REPUBLIKA.CO.ID,JAKARTA -- Pengamat politik internasional, Imron Cotan, mengatakan, dalam solusi komprehensif masalah Israel-Palestina, Indonesia dapat memainkan peran penting dengan menyatukan dua faksi Palestina, antara Hamas dan Fatah. Hal ini dia sampaikan dalam Pengajian Umum Pimpinan Pusat Muhammadiyah pada Jumat (11/6) malam.
"Indonesia masih bisa memainkan peran penting dengan menyatukan Fatah dan Hamas. Kalau mereka bersatu, semua komponen bangsa Palestina bisa melawan secara utuh Israel," kata Imron yang juga pernah menjadi duta besar Indonesia untuk Australia pada 2003-2005.
Adapun Fatah yang mengendalikan Tepi Barat merupakan kelompok politik berpaham nasionalis yang mendukung Presiden Mahmoud Abbas. Sementara Hamas, yang menguasai Gaza, merupakan kelompok oposisi pemerintah.
Imron mengungkapkan, dia turut mendukung penyelesaian solusi dua negara. Selain itu, sebagai warga negara Indonesia, wajib memberikan bantuan kemanusiaan bagi mereka yang membutuhkan.

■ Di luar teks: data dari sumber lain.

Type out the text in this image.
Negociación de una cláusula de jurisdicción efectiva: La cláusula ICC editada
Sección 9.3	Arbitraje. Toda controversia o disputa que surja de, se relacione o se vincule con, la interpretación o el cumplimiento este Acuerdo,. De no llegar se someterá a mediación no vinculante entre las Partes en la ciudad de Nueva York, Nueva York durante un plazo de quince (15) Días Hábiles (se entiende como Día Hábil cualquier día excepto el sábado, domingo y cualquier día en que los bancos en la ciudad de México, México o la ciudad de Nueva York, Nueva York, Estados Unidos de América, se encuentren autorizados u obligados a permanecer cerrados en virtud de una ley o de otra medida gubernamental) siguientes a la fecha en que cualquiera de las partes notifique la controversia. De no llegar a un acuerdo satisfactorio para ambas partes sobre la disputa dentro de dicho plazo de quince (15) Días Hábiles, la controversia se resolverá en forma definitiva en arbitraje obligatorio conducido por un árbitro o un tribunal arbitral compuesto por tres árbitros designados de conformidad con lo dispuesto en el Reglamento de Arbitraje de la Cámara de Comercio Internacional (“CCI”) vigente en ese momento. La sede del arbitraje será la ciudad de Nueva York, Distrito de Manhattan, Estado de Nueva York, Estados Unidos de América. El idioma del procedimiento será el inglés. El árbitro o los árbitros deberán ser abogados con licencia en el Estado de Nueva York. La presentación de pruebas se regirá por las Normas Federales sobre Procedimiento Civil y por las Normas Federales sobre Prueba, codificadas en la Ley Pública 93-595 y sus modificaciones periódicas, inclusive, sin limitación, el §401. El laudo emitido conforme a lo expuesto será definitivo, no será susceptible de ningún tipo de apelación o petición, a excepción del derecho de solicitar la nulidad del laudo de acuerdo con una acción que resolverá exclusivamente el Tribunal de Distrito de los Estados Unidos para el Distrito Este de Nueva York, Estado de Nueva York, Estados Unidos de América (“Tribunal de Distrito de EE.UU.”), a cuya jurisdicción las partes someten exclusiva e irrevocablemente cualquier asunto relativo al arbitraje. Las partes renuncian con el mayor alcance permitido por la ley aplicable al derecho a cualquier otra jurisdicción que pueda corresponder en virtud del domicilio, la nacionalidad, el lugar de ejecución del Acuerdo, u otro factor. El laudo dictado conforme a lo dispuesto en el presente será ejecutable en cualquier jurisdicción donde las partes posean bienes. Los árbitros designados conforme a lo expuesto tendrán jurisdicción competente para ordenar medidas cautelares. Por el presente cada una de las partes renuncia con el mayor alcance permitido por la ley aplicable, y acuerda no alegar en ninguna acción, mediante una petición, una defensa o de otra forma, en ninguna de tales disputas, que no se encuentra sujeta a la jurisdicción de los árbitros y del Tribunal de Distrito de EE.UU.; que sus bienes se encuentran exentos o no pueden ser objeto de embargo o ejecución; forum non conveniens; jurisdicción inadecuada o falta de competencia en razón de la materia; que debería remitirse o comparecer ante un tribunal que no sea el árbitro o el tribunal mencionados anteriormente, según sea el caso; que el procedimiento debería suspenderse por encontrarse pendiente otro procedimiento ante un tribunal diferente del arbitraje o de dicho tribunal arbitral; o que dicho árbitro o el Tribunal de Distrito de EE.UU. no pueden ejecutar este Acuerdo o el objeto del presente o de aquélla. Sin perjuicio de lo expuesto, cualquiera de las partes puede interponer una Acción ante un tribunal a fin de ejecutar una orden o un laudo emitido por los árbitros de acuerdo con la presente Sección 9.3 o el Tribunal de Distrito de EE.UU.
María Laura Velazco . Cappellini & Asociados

"Masalahnya, ada yang mengatakan kita harus membuka hubungan diplomatik dengan Israel. Diiming-imingi dengan investasi. Saya teliti itu hanya hayalan. Hayalan-hayalan yang sama diberikan Mesir dan Turki ketika membuka hubungan dengan Israel bahwa Anda akan diberi peran penyelesaian Israel-Palestina, tetapi kenyataannya apa, tidak juga," ujar Imron.
Imron mengungkapkan, Israel ingin membuka persahabatan dengan negara-negara yang mendukung Palestina. Namun, sebenarnya tujuan mereka jelas, yakni solusi satu negara (one-state solution). Untuk itu, Indonesia perlu waspada dengan Israel.
Sementara itu, Ketua LazisMu Pusat, Hilman Latief, mengungkapkan, hubungan antara Indonesia dan Palestina sudah terjalin sejak lama dimulai sejak era pemerintahan presiden pertama Indonesia, Sukarno. Namun, setelah itu Indonesia juga memiliki hubungan dengan Israel. Pada 1979 dan 1982, Indonesia pernah membeli pesawat tempur dari Israel.
Hilman menjelaskan, kemudian pada masa presiden Abdurrahman Wahid (Gus Dur) pemerintah mencoba menawarkan gagasan yang terbuka untuk menjalin kerja sama dengan Israel. Presiden Gus Dur mencoba memulai hubungan dagang melalui Menperindag No 23/MPP/01/2001 pada 10 Januari 2001.
Kemudian, di Indonesia juga bermunculan organisasi Islam dan gerakan solidaritas Islam untuk Palestina. Beberapa di antaranya, yakni Komite Indonesia untuk Solidaritas Palestina (KISPA), dan Komite Nasional untuk Rakyat Palestina.
"Tantangan untuk ormas Islam, yakni dialog intensif mungkin bisa dilakukan. Ada ruang untuk peace talks, humanitarian yang lebih terintegarasi, soft diplomacy, dan emotional national responses. Mempromosikan, mendorong keterlibatan dengan perdamaian. Kira-kira apakah mampu bangsa Indonesia dan kaum Muslim merumuskan respons yang lebih rasional. Dan, kira-kira Muhammadiyah bisakah memulai dengan itu, sedikit-sedikit dengan peace talks, humaniter, dan akhirnya bisa berdialog dengan berbagai pihak," ujar Hilman.